Proter mendefiniskan kepuasan sebagai selisih dari banyaknya sesuatu yang “seharusnya ada” dengan banyaknya “apa yang ada”. Konsepsi ini pada dasarnya sama dengan model Locke, tetapi “apa yang seharusnya ada” menurut Locke berarti penekanan yang lebih banyak pada pertimbangan-pertimbangan yang adil dan kekurangan atas kebutuhan-kebutuhan karena determinan dari banyaknya faktor pekerjaan yang lebih disukai. Studi Wanous dan Laler menemukan bahwa para pekerja memberikan tanggapan yang berbeda-beda menurut bagaimana kekurangan/selisih itu didefinisikan.
Keduanya menyimpulkan bahwa orang memiliki lebih dari satu jenis perasaan terhadap pekerjaannya, dan tidak ada “cara yang terbaik” yang tersedia untuk mengukur kepuasan kerja. Kesimpulannya teori ketidaksesuaian menekankan selisih antara kondisi yang diinginkan dengan kondisi aktual (kenyataan), jika ada selisih jauh antara keinginan dan kekurangan yang ingin dipenuhi dengan kenyataan maka orang menjadi tidak puas.

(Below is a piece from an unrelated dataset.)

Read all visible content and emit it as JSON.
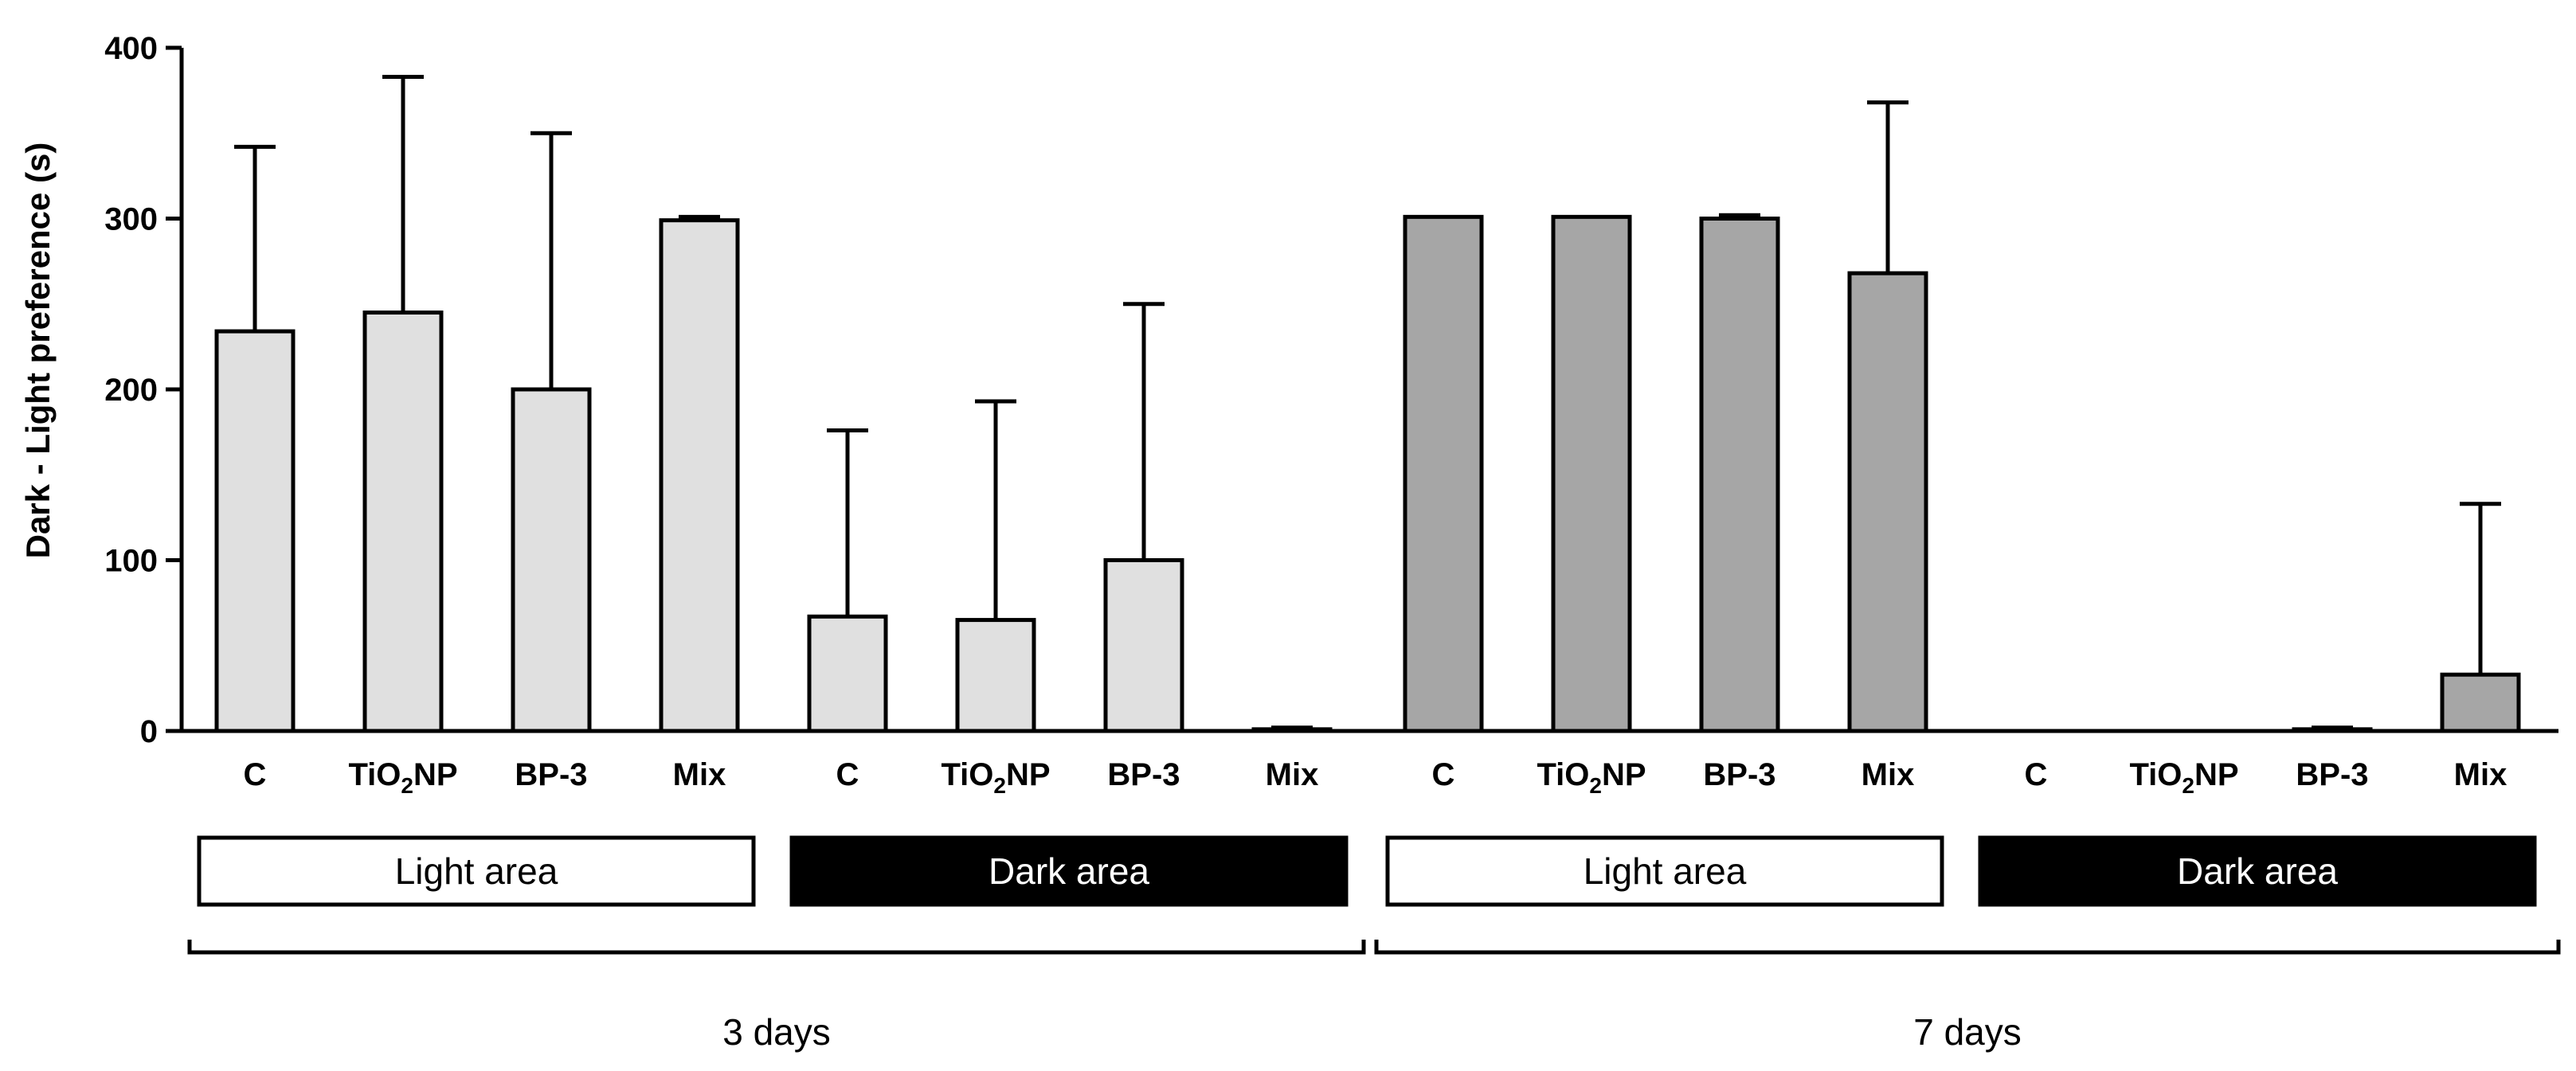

Tetapi jika kondisi yang diinginkan dan kekurangan yang ingin dipenuhi ternyata sesuai dengan kenyataan yang didapat maka ia akan puas.
        1. Teori Keadilan (Equity Theory)

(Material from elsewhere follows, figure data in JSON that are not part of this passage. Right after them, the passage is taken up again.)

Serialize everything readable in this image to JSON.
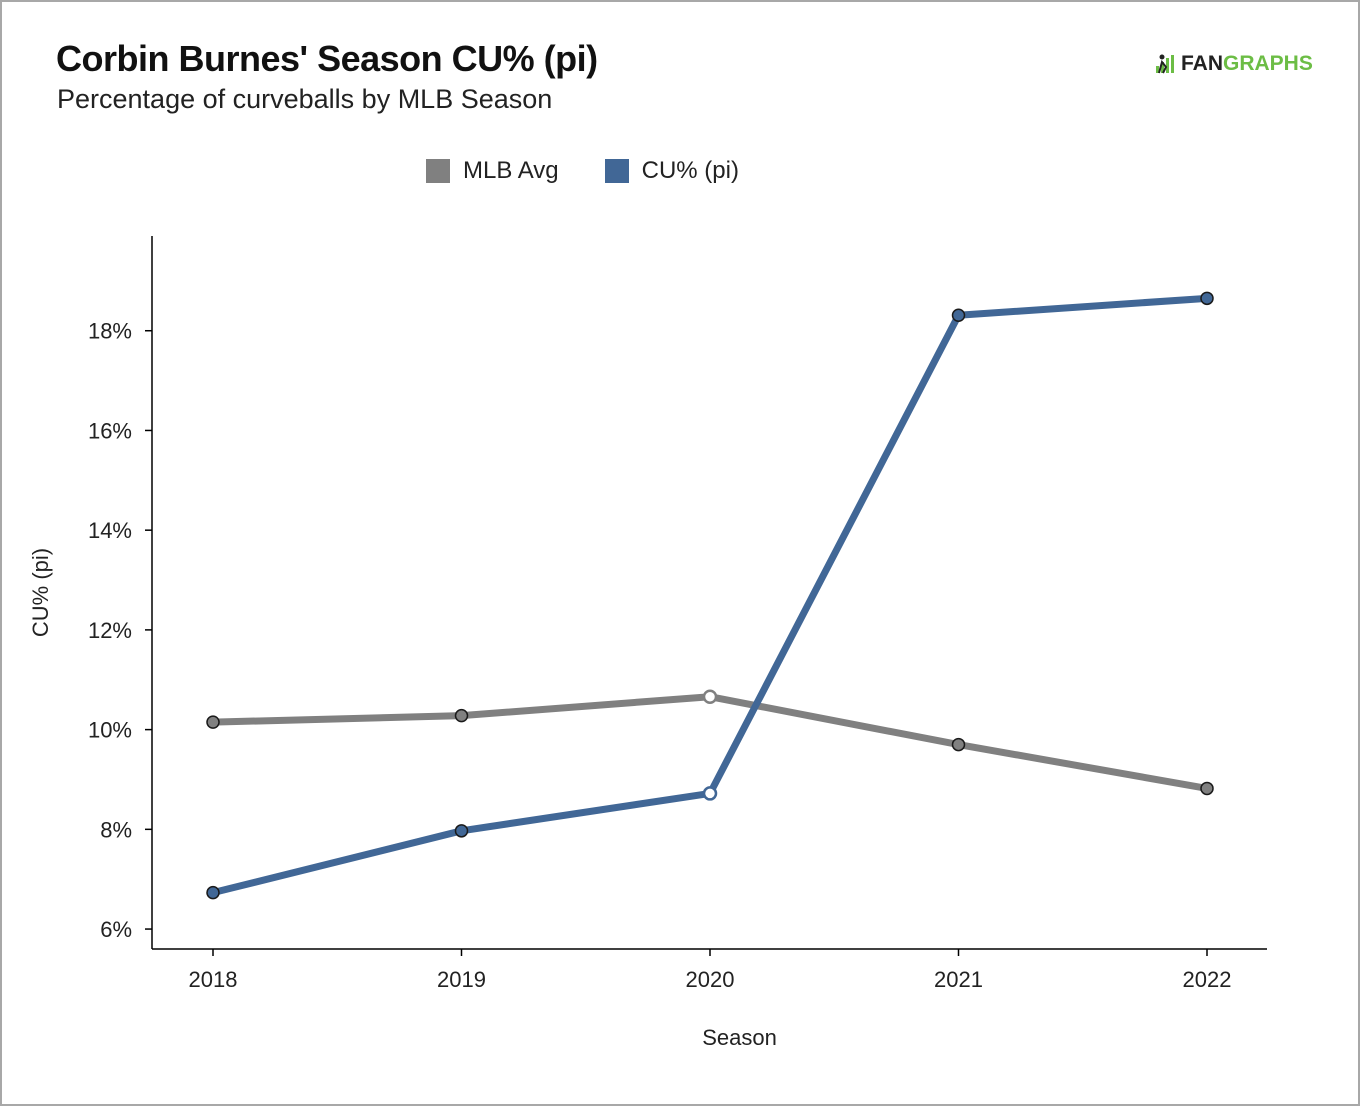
{
  "header": {
    "title": "Corbin Burnes' Season CU% (pi)",
    "subtitle": "Percentage of curveballs by MLB Season"
  },
  "logo": {
    "fan": "FAN",
    "graphs": "GRAPHS",
    "icon": "fangraphs-logo-icon"
  },
  "colors": {
    "mlb_avg": "#808080",
    "cu_pct": "#416796",
    "brand_green": "#6cbd45",
    "marker_stroke": "#1a1a1a",
    "open_marker_fill": "#ffffff"
  },
  "chart_data": {
    "type": "line",
    "x": [
      "2018",
      "2019",
      "2020",
      "2021",
      "2022"
    ],
    "xlabel": "Season",
    "ylabel": "CU% (pi)",
    "ylim": [
      5.6,
      19.9
    ],
    "yticks": [
      6,
      8,
      10,
      12,
      14,
      16,
      18
    ],
    "ytick_labels": [
      "6%",
      "8%",
      "10%",
      "12%",
      "14%",
      "16%",
      "18%"
    ],
    "grid": false,
    "legend_position": "top-center",
    "series": [
      {
        "name": "MLB Avg",
        "color": "#808080",
        "values": [
          10.15,
          10.28,
          10.66,
          9.7,
          8.82
        ],
        "open_markers": [
          2
        ]
      },
      {
        "name": "CU% (pi)",
        "color": "#416796",
        "values": [
          6.73,
          7.97,
          8.72,
          18.31,
          18.65
        ],
        "open_markers": [
          2
        ]
      }
    ]
  }
}
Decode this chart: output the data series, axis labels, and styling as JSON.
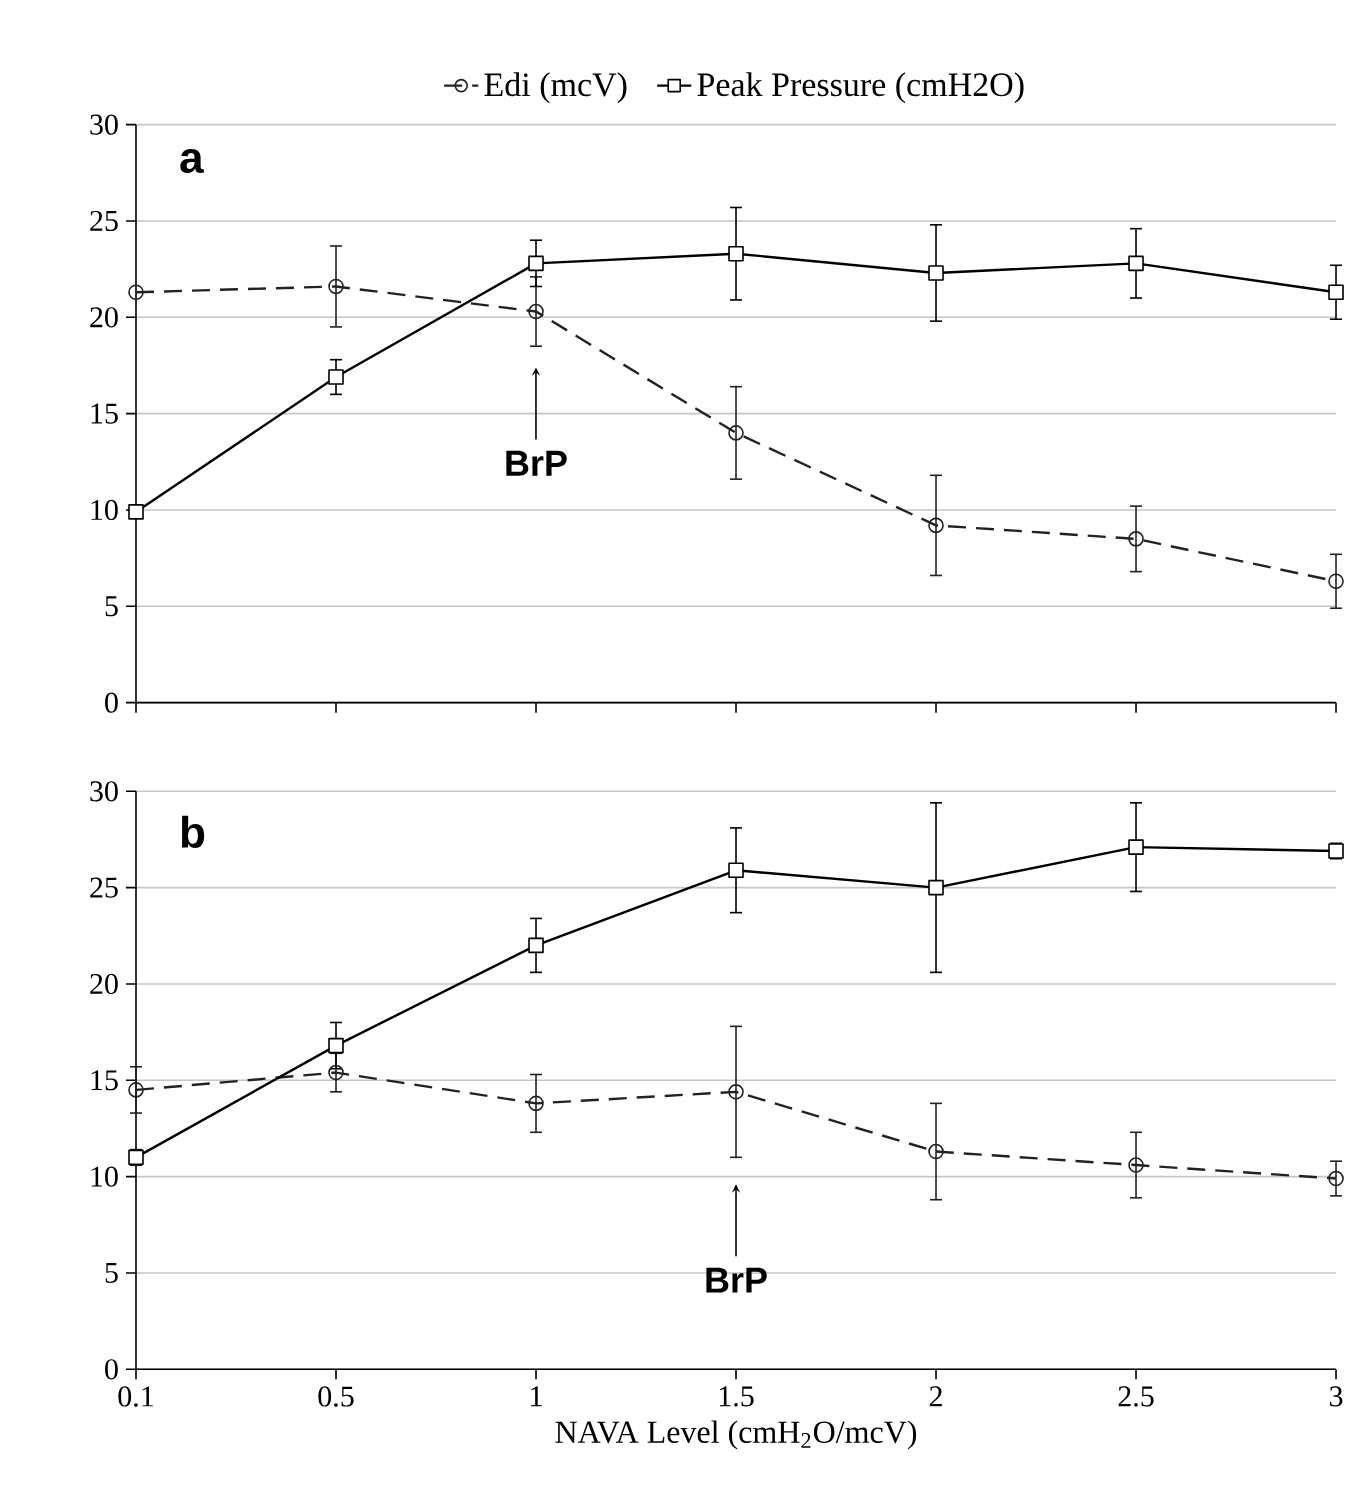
{
  "chart_data": [
    {
      "type": "line",
      "categories": [
        "0.1",
        "0.5",
        "1",
        "1.5",
        "2",
        "2.5",
        "3"
      ],
      "ylim": [
        0,
        30
      ],
      "yticks": [
        0,
        5,
        10,
        15,
        20,
        25,
        30
      ],
      "grid": "y",
      "legend": "top",
      "tick_labels": "y",
      "series": [
        {
          "name": "Edi (mcV)",
          "color": "#222222",
          "marker": "circle",
          "line_style": "dashed",
          "values": [
            21.3,
            21.6,
            20.3,
            14.0,
            9.2,
            8.5,
            6.3
          ],
          "errors": [
            null,
            2.1,
            1.8,
            2.4,
            2.6,
            1.7,
            1.4
          ]
        },
        {
          "name": "Peak Pressure (cmH2O)",
          "color": "#000000",
          "marker": "square",
          "line_style": "solid",
          "values": [
            9.9,
            16.9,
            22.8,
            23.3,
            22.3,
            22.8,
            21.3
          ],
          "errors": [
            null,
            0.9,
            1.2,
            2.4,
            2.5,
            1.8,
            1.4
          ]
        }
      ],
      "annotations": [
        "a",
        "BrP"
      ]
    },
    {
      "type": "line",
      "categories": [
        "0.1",
        "0.5",
        "1",
        "1.5",
        "2",
        "2.5",
        "3"
      ],
      "ylim": [
        0,
        30
      ],
      "yticks": [
        0,
        5,
        10,
        15,
        20,
        25,
        30
      ],
      "grid": "y",
      "xlabel": "NAVA Level (cmH$_{2}$O/mcV)",
      "series": [
        {
          "color": "#222222",
          "marker": "circle",
          "line_style": "dashed",
          "values": [
            14.5,
            15.4,
            13.8,
            14.4,
            11.3,
            10.6,
            9.9
          ],
          "errors": [
            1.2,
            1.0,
            1.5,
            3.4,
            2.5,
            1.7,
            0.9
          ]
        },
        {
          "color": "#000000",
          "marker": "square",
          "line_style": "solid",
          "values": [
            11.0,
            16.8,
            22.0,
            25.9,
            25.0,
            27.1,
            26.9
          ],
          "errors": [
            0.4,
            1.2,
            1.4,
            2.2,
            4.4,
            2.3,
            0.4
          ]
        }
      ],
      "annotations": [
        "b",
        "BrP"
      ]
    }
  ]
}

Teori keadilan memerinci kondisi-kondisi yang mendasari seorang bekerja akan menganggap fair dan masuk akal insentif dan keuntungan dalam pekerjaannya. Teori ini telah dikembangkan oleh Adam dan teori ini merupakan variasi dari teori proses perbandingan sosial. Komponen utama dari teori ini adalah “input”, ‘hasil”, ‘orang bandingan” dan ‘keadilan dan ketidak adilan’.
Input adalah sesuatu yang bernilai bagi seseorang yang dianggap mendukung pekerjaannya, seperti: pendidikan, pengalaman, kecakapan, banyaknya usaha yang dicurahkan, jumlah jam kerja, dan peralatan atau perlengkapan pribadi yang dipergunakan untuk pekerjaannya. Hasil adalah sesuatu yang dianggap bernilai oleh seorang pekerja yang diperoleh dari pekerjaannya, seperti: upah/gaji, keuntungan sampingan, simbol status, penghargaan, serta kesempatan untuk berhasil atau ekspresi diri.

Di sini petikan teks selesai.